As prisões foram realizadas pela equipe formada pelo delegado Antônio José Lima e investigadores Francisco Matos e Hirlan Barros, com apoio dos cabos Edeilson, Romildo, Damasceno e David, da Polícia Militar local. No momento da prisão, os policiais apreenderam na casa do acusado uma arma de fabricação caseira, tipo espingarda calibre 12, sem munição. Por isso, os quatro foram autuados em flagrante por posse ilegal de arma de fogo e estão recolhidos na Delegacia à disposição do titular do Poder Judiciário de Pacajá, juiz José Jonas de Souza, que responde pela comarca de Anapu. “Tota” está com mandado de prisão preventiva decretada pelo juiz Raimundo Rodrigues Santana, da Comarca de Itupiranga, em 10 de dezembro de 2004, pela autoria da morte do delegado.

O policial civil, que era conhecido como “Robocop”, era paulista e foi morto a tiros, em 7 de dezembro de 2004, durante missão na zona rural de Itupiranga para prender invasores de uma propriedade rural na área conhecida por Rio Preto. A equipe policial chefiada pelo delegado foi surpreendida a tiros por um grupo escondido no local. De acordo com o delegado de Anapu, a prisão foi realizada depois que a equipe local recebeu denúncia de que um homem envolvido na morte de um delegado estaria escondido na zona rural do município. Diante disso, o delegado Antônio José montou uma equipe da Polícia Civil e juntamente com policiais militares seguiram à zona rural.

Ao ser preso, “Tota” não esboçou qualquer reação. Levado à unidade policial de Anapu, ele confessou participação na morte do policial civil. O indiciado contou que após o crime, ele mudou-se de Itupiranga e passou a morar na localidade de Nazaré, em Pacajá, com a família. Ele viveu nesse município por três anos até se mudar para a zona rural de Anapu, onde também vivia há três anos. Na época do crime, o acusado conta que foi enganado pelo dono do terreno onde ocorreu a morte do delegado. Ele conta ter trabalhado no local para o dono da propriedade, que lhe prometeu pagar pelos serviços na área 10 alqueires de terra.
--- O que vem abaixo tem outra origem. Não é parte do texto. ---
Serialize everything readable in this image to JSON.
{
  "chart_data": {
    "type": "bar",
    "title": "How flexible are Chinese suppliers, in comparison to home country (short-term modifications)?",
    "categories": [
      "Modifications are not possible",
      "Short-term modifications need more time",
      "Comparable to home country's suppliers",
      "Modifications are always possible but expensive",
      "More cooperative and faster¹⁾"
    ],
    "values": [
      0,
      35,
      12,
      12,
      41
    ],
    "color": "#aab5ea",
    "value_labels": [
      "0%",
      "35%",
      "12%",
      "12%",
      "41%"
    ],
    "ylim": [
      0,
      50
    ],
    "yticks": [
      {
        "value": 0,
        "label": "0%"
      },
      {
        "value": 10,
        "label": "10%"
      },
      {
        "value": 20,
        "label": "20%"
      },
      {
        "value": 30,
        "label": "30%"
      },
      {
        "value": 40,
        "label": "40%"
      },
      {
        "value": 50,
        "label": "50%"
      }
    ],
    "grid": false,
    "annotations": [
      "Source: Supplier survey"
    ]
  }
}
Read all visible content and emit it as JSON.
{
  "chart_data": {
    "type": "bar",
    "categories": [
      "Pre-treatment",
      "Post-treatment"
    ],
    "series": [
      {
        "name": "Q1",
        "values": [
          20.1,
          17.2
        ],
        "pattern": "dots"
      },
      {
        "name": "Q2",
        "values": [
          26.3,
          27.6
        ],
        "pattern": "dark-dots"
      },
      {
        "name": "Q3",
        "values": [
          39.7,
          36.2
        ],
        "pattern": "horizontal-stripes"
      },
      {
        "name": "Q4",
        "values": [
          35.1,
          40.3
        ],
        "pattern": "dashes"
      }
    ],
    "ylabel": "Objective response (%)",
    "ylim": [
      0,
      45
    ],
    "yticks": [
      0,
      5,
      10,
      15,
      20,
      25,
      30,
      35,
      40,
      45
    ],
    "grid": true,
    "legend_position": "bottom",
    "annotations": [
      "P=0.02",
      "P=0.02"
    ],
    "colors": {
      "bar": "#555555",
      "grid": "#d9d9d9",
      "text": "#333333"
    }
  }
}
Ao final do serviço, o dono do terreno alegou que não poderia mais lhe dar a terra, porque o terreno seria ilegal, ou seja, não havia registro da propriedade. Assim, “Tota” conta ter sido orientado a procurar o INCRA para resolver o problema.

Dias depois, segundo o acusado, o dono do terreno teria vendido a propriedade para terceiros. Revoltado, “Tota” e familiares invadiram a área e se apossaram do terreno. Em dezembro de 2004, segundo versão do acusado, a equipe policial, sob comando do delegado Aldo, teria chegado ao local para expulsar os invasores. Armado com uma espingarda  caseira, semelhante à calibre 20, ele e os comparsas, entre os quais familiares, passaram a atirar contra os policiais civis que revidaram os disparos. O acusado alega que várias pessoas atiraram contra o delegado, mas afirma não saber quem seria o autor dos tiros que ceifaram a vida do policial. O delegado Antônio José agora vai verificar junto ao Poder Judiciário de Itupiranga se os filhos e o cunhado de “Tota” têm ordem de prisão decretada pela Justiça.